I think we’re a bit myopic here about how valued our values here are admired and emulated across the globe. I don’t know of any government that’s adopted our system of governance. Our cultural values are a different story, but really, the US is just a blending and mixing of mostly European cultural inputs; our “freedom” has not been all that free for many here. The People’s History of the United States is a good read on what we don’t really know about our nation.
I suppose I’ve been strongly influenced by my reading of The Shock Doctrine, so I feel strongly about having a level opinion of my nation.
We’re not myopic at all
We created these values. That they are taken too seriously by some is not a defect.
I remember during the Carter years when the idea was floated to raise the cost of gas to two dollars by imposing a one dollar per gallon federal tax. The idea was to push the price up so alternative energy could develop and promote the market for smaller cars. Because we could control the rate of price increase, we could avoid a shock to the economy. This idea did not help Carter in the next election.
Others in Europe did drive up the cost of gas through taxes.

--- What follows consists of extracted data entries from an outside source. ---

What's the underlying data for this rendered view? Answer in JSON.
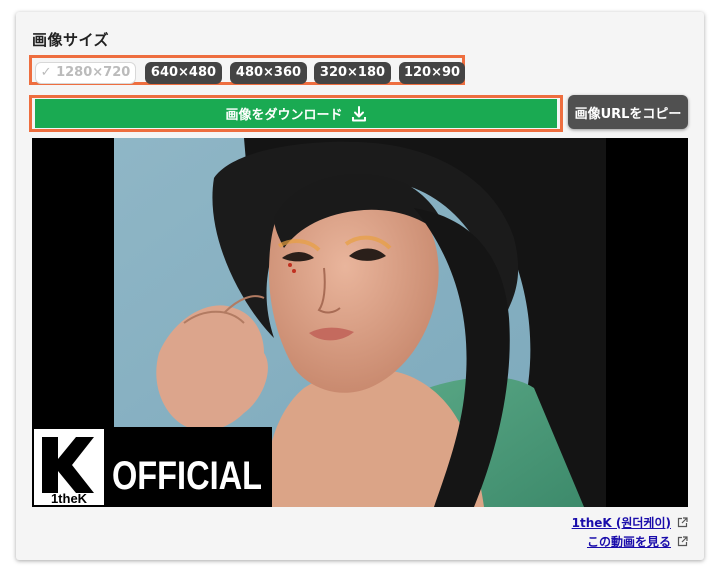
{
  "section": {
    "title": "画像サイズ"
  },
  "sizes": [
    {
      "label": "✓ 1280×720",
      "selected": true
    },
    {
      "label": "640×480",
      "selected": false
    },
    {
      "label": "480×360",
      "selected": false
    },
    {
      "label": "320×180",
      "selected": false
    },
    {
      "label": "120×90",
      "selected": false
    }
  ],
  "actions": {
    "download_label": "画像をダウンロード",
    "copy_url_label": "画像URLをコピー"
  },
  "thumbnail": {
    "logo_brand": "1theK",
    "logo_text": "OFFICIAL"
  },
  "links": {
    "channel_label": "1theK (원더케이)",
    "video_label": "この動画を見る"
  },
  "colors": {
    "highlight": "#ee6e3f",
    "download": "#1aaa52",
    "dark_button": "#444444",
    "link": "#1a0dab"
  }
}
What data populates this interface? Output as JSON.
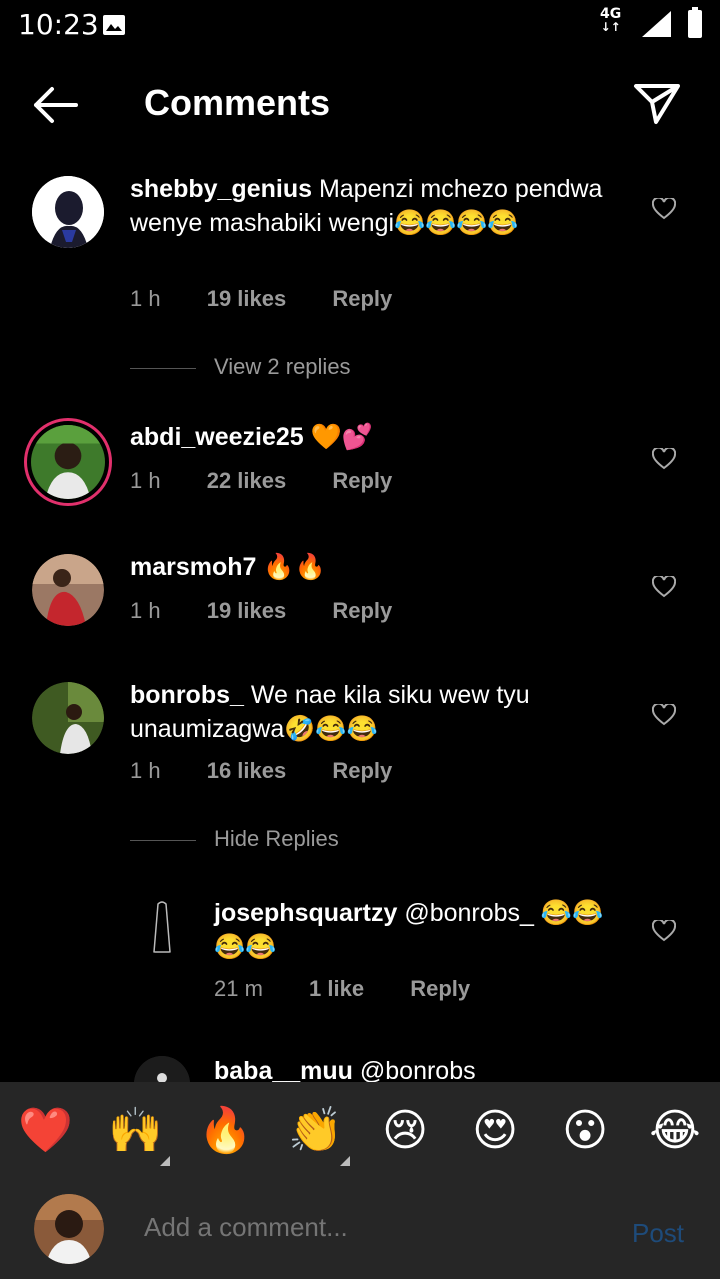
{
  "status": {
    "time": "10:23",
    "network": "4G"
  },
  "header": {
    "title": "Comments"
  },
  "comments": [
    {
      "username": "shebby_genius",
      "text": "Mapenzi mchezo pendwa wenye mashabiki wengi😂😂😂😂",
      "time": "1 h",
      "likes": "19 likes",
      "reply": "Reply",
      "toggle": "View 2 replies"
    },
    {
      "username": "abdi_weezie25",
      "text": "🧡💕",
      "time": "1 h",
      "likes": "22 likes",
      "reply": "Reply"
    },
    {
      "username": "marsmoh7",
      "text": "🔥🔥",
      "time": "1 h",
      "likes": "19 likes",
      "reply": "Reply"
    },
    {
      "username": "bonrobs_",
      "text": "We nae kila siku wew tyu unaumizagwa🤣😂😂",
      "time": "1 h",
      "likes": "16 likes",
      "reply": "Reply",
      "toggle": "Hide Replies"
    }
  ],
  "replies": [
    {
      "username": "josephsquartzy",
      "text": "@bonrobs_ 😂😂😂😂",
      "time": "21 m",
      "likes": "1 like",
      "reply": "Reply"
    },
    {
      "username": "baba__muu",
      "text": "@bonrobs_"
    }
  ],
  "emoji_bar": [
    "❤️",
    "🙌",
    "🔥",
    "👏",
    "😢",
    "😍",
    "😮",
    "😂"
  ],
  "composer": {
    "placeholder": "Add a comment...",
    "post_label": "Post"
  },
  "colors": {
    "post_disabled": "#1e4b7a",
    "ring": "#e1306c",
    "bar": "#262626"
  }
}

They now have developed public transportation and housing patterns so you can live and work without a car or at least have a short distance to work. They have cars but they are smaller and operate with much less gas. Gas to get to work is not a major budget item.
How about freedom? They have two or three times the vacation time as us to enjoy their families.
I have the good fortune to travel to Paris this winter. I am a map lover, and purchased a map of Paris immediately. There are train stations in all the quadrants of the city; not metro stops, but real trains that take you all over France and Europe. I’m kind of surprised to see such a dense use of trains.
If I am not mistaken, the trains in France are the fastest in the world, even beating the Japanese. Far out. Maybe, one of the foundation stones for a new energy program would be a network of swift trains linking various population centers.
I don’t think George Allen is profound. I think you are BooMan perceiving much more deeply than GA ever did. I think also that the right wingers have fallen in love with their vision of America, a vision which I do not share.
But, to maintain and defend this utopian view of the fatherland they are willing to operate 700+ military bases throughout the globe and to wage hot and cold wars across many continents. Who knows but the whole imperial edifice may be coming apart as the financial structures seem to be in a state of melt down. I wonder whom the Neocons will blame for the economic and cultural farce America has become. George Bush? John McCain? Barrack Obama? Probably the last one. After all, he is one of those commie liberals and everyone knows they really hate America, the greatest nation ever.
I have to agree with this, Boo. I’m gonna break it down even further: George Allen’s “freedom” is of the “free, white and 21” variety. Roughly translated: As a white man I am free to do whatever I damned well please–Jesus said so.
Which means I’ll bomb the shit out of another country if it impedes my “freedom” from buying gas at cut-rate prices for vehicles that are inefficient but “cool” and a substitute dick. I won’t pretend to give a damn about the environment if it impedes my “freedom.” My wants and needs triumph over all others if it impedes my limitless freedom, because only my freedom counts. All resources are for me, my use, my family’s use on a good day, and I’m not sharing shit. God gave me dominion, so fuck you.
Praise Jesus.
He’s a nasty, self-loathing, confederate-worshiping asshole with a superiority complex and a well-deserved can of unopened whup-ass waiting for him. He meant exactly what he said.
Shorter George Allen:
Me? Addicted to drugs? No no, of course not, you ELITIST. I’m addicted to HAPPINESS.